For what it’s worth, here’s what I did: created a second file save, used a Codebreaker to give everyone maximum level (9999!!) there and then just smashed my way through the cave of trials and then the second Dark Shrine. To Optional Boss Baal’s credit, he lasted several rounds against my party even that way, and even managed to kill one of them before I snuffed him out! (I was busy killing his sub-bosses first though.)

Now I’m going to use the OTHER file to beat the game the regular way. IF that fails I’ll just used the uberleveled one instead. Oh, and no, I haven’t done Hel- I mean The “Dark World”. I know how to get there, I just never bothered. Is it worth it? (I did get Dark World items on the shops and was disappointed about how they weren’t THAT great. A joke on the players, I presume.

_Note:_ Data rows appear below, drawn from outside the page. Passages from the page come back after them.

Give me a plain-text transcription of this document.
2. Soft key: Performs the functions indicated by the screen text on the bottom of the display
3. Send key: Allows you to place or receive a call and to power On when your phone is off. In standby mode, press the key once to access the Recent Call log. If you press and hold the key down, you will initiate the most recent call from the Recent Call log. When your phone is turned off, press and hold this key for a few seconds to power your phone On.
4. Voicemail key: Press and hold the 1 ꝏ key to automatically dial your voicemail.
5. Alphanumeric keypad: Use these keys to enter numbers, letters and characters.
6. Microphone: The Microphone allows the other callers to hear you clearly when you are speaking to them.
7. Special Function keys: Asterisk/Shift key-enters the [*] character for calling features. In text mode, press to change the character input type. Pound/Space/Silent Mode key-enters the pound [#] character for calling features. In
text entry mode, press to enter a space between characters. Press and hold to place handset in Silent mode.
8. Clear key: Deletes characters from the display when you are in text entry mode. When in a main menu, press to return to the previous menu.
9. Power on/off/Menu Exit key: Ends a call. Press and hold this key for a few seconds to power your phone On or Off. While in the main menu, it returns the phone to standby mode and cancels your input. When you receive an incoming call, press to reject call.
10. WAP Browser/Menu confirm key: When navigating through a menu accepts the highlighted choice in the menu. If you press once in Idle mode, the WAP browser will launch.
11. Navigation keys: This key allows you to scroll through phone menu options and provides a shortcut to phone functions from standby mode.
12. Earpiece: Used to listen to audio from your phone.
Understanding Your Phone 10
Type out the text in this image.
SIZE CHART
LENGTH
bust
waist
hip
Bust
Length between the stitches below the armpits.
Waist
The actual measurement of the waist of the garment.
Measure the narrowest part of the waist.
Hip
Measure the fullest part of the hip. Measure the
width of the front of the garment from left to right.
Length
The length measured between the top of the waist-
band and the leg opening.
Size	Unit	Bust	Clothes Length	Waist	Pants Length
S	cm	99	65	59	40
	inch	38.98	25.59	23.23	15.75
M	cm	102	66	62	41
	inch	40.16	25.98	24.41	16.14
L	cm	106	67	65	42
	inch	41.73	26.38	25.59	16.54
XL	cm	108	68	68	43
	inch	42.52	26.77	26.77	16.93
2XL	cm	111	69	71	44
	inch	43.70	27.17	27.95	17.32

The Dark World kind of IS the bonus content, Bhaal is just a stepping stone. There’s two stages to completing the Dark World: One is to kill an Overlord, which gives Prier the Demon Lord title and allows her to purify Boss-class enemies (Like Bhaal) and the second one is to kill TWENTY Lv 200 Overlords and at least one Lv 500 Overlord in a single run through DW, which gets her the Demon Overlord title and the Fission Mailed-style ending. I actually got a full team of Bhaals to grind my characters on before doing the marathon run. Just to clear, you don’t actually need to get past Lv 1000 to pull that off. Equipment bonuses outweight level stats past Lv 100. I could one-shot Bhaal easily at Lv 500.

Worth it? Nah.

Oh, and DW items ARE very good, you just need to know which are the good ones. The titles they have make a huge difference, and leveling the right one can get you skyrocketing stats.